“I wish you could see who they are, George,” said Totty rather impatiently. “It is so awkward—not knowing.”
“I think it is Miss Fearing,” George answered slowly, “with her sister and John Bond.”
He was the only one of the three who did not change colour a little as the party drew near. Mamie’s marble forehead grew a shade whiter, and Totty’s pretty pink face a little more pink. She was annoyed at being taken unawares, and was sorry that George was present. As for Mamie, her grey eyes sparkled rather coldly, and her large, even lips were tightly closed over her beautiful teeth. But George was imperturbable, and it would have been impossible to guess from his face what he felt. He observed the three curiously as they approached the verandah. He thought that Constance looked pale and thin, and he recognised in Grace and her husband that peculiar appearance of expensive and untarnished newness which characterises newly-married Americans.
“I am so glad you have come over!” Totty exclaimed with laudably hospitable insincerity. “It is an age since we have seen any of you!”
Mamie gave Constance her hand and said something civil, though she fixed her grey eyes on the other’s blue ones with singular and rather disagreeable intensity.
“George has been talking to her about me, I suppose,” thought Miss Fearing as she turned and shook hands with George himself.
Grace looked at him quietly and pressed his hand with unmistakable cordiality.

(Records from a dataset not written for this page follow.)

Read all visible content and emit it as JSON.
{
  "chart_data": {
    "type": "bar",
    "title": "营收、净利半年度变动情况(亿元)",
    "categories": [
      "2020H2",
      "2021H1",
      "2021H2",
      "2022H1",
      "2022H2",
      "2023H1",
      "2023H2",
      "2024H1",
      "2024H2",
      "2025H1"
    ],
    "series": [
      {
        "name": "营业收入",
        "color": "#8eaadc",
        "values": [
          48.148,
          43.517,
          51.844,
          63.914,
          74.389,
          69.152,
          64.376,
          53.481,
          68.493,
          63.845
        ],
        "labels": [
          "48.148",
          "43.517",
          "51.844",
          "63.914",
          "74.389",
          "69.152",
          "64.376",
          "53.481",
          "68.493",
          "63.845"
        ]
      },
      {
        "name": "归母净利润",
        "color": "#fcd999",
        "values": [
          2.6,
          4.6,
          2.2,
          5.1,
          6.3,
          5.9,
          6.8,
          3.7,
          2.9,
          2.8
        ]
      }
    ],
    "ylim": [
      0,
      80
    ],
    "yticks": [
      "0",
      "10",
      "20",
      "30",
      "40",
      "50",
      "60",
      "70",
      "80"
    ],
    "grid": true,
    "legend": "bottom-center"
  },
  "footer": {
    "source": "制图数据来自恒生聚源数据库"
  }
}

Her husband shook hands energetically with every one, inquired earnestly how each one was doing, and then looked at the river. He felt rather uncomfortable, because he knew that every one else did, but he made no attempt to help the difficulty by opening the conversation. He was not a talkative man. Totty, however, lost no time in asking a score of questions, to all of which she knew the answers. George found himself seated between Constance and Grace.
“Have you been here long, Mr. Wood?” Constance asked, turning her head to George and paying no attention to Totty’s volley of inquiries.
“Since the first of June,” George answered quietly, and then relapsed into silence, not knowing what to say. He was not really so calm as he appeared to be, and the suddenness of the visit had slightly confused his thoughts.
“I supposed that you were in New York,” said Constance, who seemed determined to talk to him, and to no one else. “Will you not come over and see us?” she asked.